CIO

Why big data is a big deal

But 38 per cent of organisations still don’t understand what it is

Big Data is a relative term. We have been managing data growth since back in the 1880s when American statistician, Herman Hollerith, developed a mechanical tabulator based on punched cards to tabulate statistics from millions of pieces of data.

Hollerith’s tabulator was used in the United States Census in 1890, resulting in it being completed months ahead of schedule and significantly under budget. Hollerith went on to become the founder of the company that would later become IBM.

From those early days of data collection and analysis, there has been an increasing appetite by organisations and individuals to collect and analyse data for a variety of purposes such as operational efficiency, sales and marketing and forecasting.

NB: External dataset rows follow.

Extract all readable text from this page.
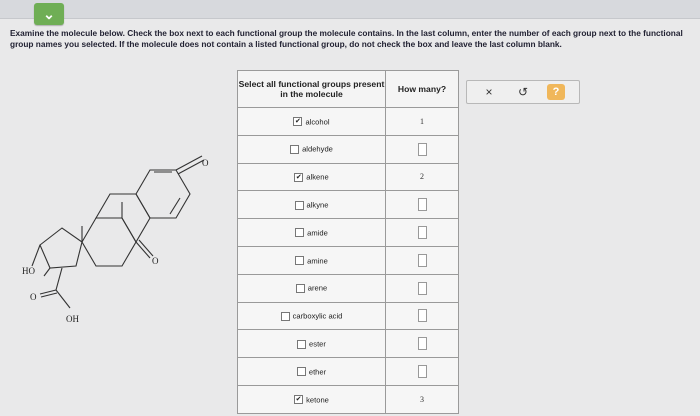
⌄
Examine the molecule below. Check the box next to each functional group the molecule contains. In the last column, enter the number of each group next to the functional group names you selected. If the molecule does not contain a listed functional group, do not check the box and leave the last column blank.
O
O
HO
O
OH
Select all functional groups present in the molecule	How many?
✔ alcohol	1
aldehyde	
✔ alkene	2
alkyne	
amide	
amine	
arene	
carboxylic acid	
ester	
ether	
✔ ketone	3
×	↺	?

As organisations found new uses for data, and began to ask more complex questions of it, technology also evolved to meet the demand in being able to manage it, and this led to a symbiotic relationship between information and technology.

Data thus far had been a measurable quantum and was organised in a structured manner that was easily identifiable and retrievable. Technology evolved at a commensurate pace to ensure the equation was balanced and stayed relatively the same.

However, this relied on all relevant data to be managed centrally, where it could be neatly indexed, filed in rows and columns in multiple layers, and then called upon and manipulated to give any number of results based on the questions asked.

This is the typical modus operandi of a relational database management system (RDBMS), which will store an organisation’s operational data to be used to derive insights at various stages of the information lifecycle.

Regardless of where, when and how information was collected, it was rendered to the database structure to comply with standard query language. This standard of information management gave rise to the database administrator (DBA), who became somewhat a demigod in the IT department as he managed the loads and bottlenecks in the flow of information to an organisation’s mission-critical applications.

This also brought about bespoke technologies that automated many of the DBA’s functions and allowed him to concentrate on more important tasks in managing an ever growing data warehouse.

As queries became more complex and multi-dimensional, business intelligence tools came to the forefront to give organisations insights on the data they collected and stored to help manage their business operations through meaningful insights.

Thus far the DBA existed in relative comfort, orchestrating the flow of information in and out of the data warehouse with the help of many management tools that kept the organisation running at an optimum level. Then something unexpected happened. To understand this, we need to look quickly at what IDC classifies as the third platform of technology.

Burning platforms

The first platform saw users connecting to a central computer, either a mainframe or some other host system through a terminal. The second platform saw this evolve to the use of personal computers in a client-server relationship, and then as the Internet came into the equation, application servers and web-enabled applications.

The third platform, the current iteration, sees a democratisation of technology across enterprises and consumers through such trends as mobile devices, cloud computing, social media, application development platforms and analytics.

The third platform does not restrict access to any of the above. Where the first and second platforms were the domain of the enterprise, the third platform now lies in the palms of consumers of all ages, both to create and access information. This contributes to what IDC calls the digital universe, and it is the exponential growth of the digital universe which has led to the phenomenon known as big data.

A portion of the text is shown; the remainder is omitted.